Reference to the Authorised Version has brought me, by something more than a pun, to another indispensable attribute of religious and ritual language—authority. When words are to do something, to bring something into existence which was not there before, they must be the right words, their secret lies in the rightness: out of all the possible selections and combination, one only is efficacious. Not for nothing do we pray, in the B.C.P. of course, that bishops and curates may ‘rightly and duly administer thy holy sacraments’—‘rightly and duly’, rite et debite, the condition of success in all collective religious action.

Until the synodical revolution of the Worship and Doctrine Measure 1874, the language of the Book of Common Prayer was distinguished by being uniquely authoritative, established and fixed by the Crown in Parliament, the supreme source of authority in this realm. This authoritative fixity of the wording not only, as I have mentioned already, ‘held the ring’ as it were during the long period of supercharging while what was new became traditional and what was once contemporary became archaic. It also liberated meaning; for if words and formulae are fixed, change must express itself in interpretation. The Tractarians were doubly right when they acclaimed the Book of Common Prayer as the proof of the catholicism of the Anglican Church: right because the words and formulae, being themselves impregnable, were susceptible of an interpretation which bridged the gulf of the Reformation; and right because the essential mark of catholicism, uniformity imposed by universal authority, was placed upon it by the untrammeled imperium of the English nation state. Without the authoritative fixity of its liturgy, the unique comprehensiveness and broadmindedness of the Church of England would not have been possible. For where formulation can be altered, differences of interpretation cannot be tolerated: that is the logic which the long fissiparous history of the dissenting sects has demonstrated ad nauseam. The freedom of the Anglican to say ‘I conform because it is commanded’ is not unworthy to stand beside the freedom of Tertullian to say ‘it is certain because it is impossible’.

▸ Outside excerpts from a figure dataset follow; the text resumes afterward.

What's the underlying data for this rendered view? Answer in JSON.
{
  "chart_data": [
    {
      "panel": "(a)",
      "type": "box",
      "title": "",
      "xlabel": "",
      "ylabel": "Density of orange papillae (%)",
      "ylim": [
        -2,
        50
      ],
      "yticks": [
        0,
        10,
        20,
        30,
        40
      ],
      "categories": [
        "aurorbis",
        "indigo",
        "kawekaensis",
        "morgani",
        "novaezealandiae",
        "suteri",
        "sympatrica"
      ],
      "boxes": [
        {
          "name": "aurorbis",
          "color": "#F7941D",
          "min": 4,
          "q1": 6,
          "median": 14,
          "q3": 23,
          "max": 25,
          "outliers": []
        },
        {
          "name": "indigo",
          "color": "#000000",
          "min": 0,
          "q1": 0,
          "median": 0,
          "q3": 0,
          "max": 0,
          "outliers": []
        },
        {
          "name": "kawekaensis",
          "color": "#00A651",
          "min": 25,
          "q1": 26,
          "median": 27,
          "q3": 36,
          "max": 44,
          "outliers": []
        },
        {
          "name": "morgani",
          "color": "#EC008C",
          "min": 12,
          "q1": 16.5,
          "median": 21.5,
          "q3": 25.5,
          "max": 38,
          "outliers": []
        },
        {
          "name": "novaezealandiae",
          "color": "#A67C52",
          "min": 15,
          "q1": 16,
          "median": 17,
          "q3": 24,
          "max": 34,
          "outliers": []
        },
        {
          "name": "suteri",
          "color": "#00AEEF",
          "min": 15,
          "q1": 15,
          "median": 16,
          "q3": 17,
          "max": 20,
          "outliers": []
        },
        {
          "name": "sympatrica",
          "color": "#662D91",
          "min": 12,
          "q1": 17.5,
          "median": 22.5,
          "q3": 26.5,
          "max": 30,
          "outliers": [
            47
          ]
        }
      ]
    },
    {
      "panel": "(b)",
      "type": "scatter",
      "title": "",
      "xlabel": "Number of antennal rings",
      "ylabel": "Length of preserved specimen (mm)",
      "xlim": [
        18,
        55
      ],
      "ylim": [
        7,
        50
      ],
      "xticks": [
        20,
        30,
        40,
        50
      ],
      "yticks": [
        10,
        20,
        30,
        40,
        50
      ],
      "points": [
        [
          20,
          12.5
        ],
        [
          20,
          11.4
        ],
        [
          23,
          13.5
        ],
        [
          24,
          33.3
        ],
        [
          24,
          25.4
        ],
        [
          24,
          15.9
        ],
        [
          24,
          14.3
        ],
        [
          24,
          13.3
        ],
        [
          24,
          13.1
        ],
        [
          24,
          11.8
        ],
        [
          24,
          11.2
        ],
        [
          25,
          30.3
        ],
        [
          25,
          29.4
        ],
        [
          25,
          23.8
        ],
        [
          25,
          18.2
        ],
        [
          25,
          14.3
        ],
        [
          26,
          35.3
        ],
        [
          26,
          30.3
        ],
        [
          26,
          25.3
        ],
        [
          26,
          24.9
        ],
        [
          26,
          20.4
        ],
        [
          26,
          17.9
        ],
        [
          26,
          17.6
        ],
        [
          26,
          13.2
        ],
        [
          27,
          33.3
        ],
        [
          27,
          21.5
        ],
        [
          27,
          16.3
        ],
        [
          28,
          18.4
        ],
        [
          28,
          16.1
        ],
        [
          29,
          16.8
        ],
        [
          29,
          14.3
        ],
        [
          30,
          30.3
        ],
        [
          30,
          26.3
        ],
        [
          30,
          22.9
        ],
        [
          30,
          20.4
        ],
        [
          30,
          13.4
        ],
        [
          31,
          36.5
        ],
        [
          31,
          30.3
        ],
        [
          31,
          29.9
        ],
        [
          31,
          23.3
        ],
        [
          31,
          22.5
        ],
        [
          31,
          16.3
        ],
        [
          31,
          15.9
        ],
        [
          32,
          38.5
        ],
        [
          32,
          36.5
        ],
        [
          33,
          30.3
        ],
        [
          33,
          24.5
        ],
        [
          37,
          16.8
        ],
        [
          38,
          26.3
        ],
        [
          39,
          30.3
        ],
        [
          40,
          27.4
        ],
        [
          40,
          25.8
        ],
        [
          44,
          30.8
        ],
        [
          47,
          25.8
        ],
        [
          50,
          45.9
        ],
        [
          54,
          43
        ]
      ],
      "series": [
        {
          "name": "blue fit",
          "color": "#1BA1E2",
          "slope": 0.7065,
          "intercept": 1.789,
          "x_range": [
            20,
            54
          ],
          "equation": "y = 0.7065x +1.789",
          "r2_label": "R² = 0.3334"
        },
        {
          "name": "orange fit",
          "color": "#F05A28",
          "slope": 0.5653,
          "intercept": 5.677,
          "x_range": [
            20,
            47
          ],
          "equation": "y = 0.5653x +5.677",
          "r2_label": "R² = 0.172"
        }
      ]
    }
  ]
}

The cause of the Book of Common Prayer is not a literary or an aesthetic cause: it is a religious cause. It lies athwart the religious dilemma of our society, a society not emancipated from the necessities, including the religious necessities, of all human societies, but a society where the intellectual and emotional scaffolding of religious observance has been dismantled, not least by the very caste which is specialized in society for sustaining, commending and interpreting it. The deliberate attack upon the Book of Common Prayer which the last decade has witnessed is a conscious and integral part of that dismantling process—inevitably so, because the Anglican Church and its liturgical heritage survive, almost alone since the ravaging of the Roman Church, as living evidence of essential elements in religious experience and expression. I suspect that we who maintain the Book of Common Prayer are fighting in a wider warfare than we can know.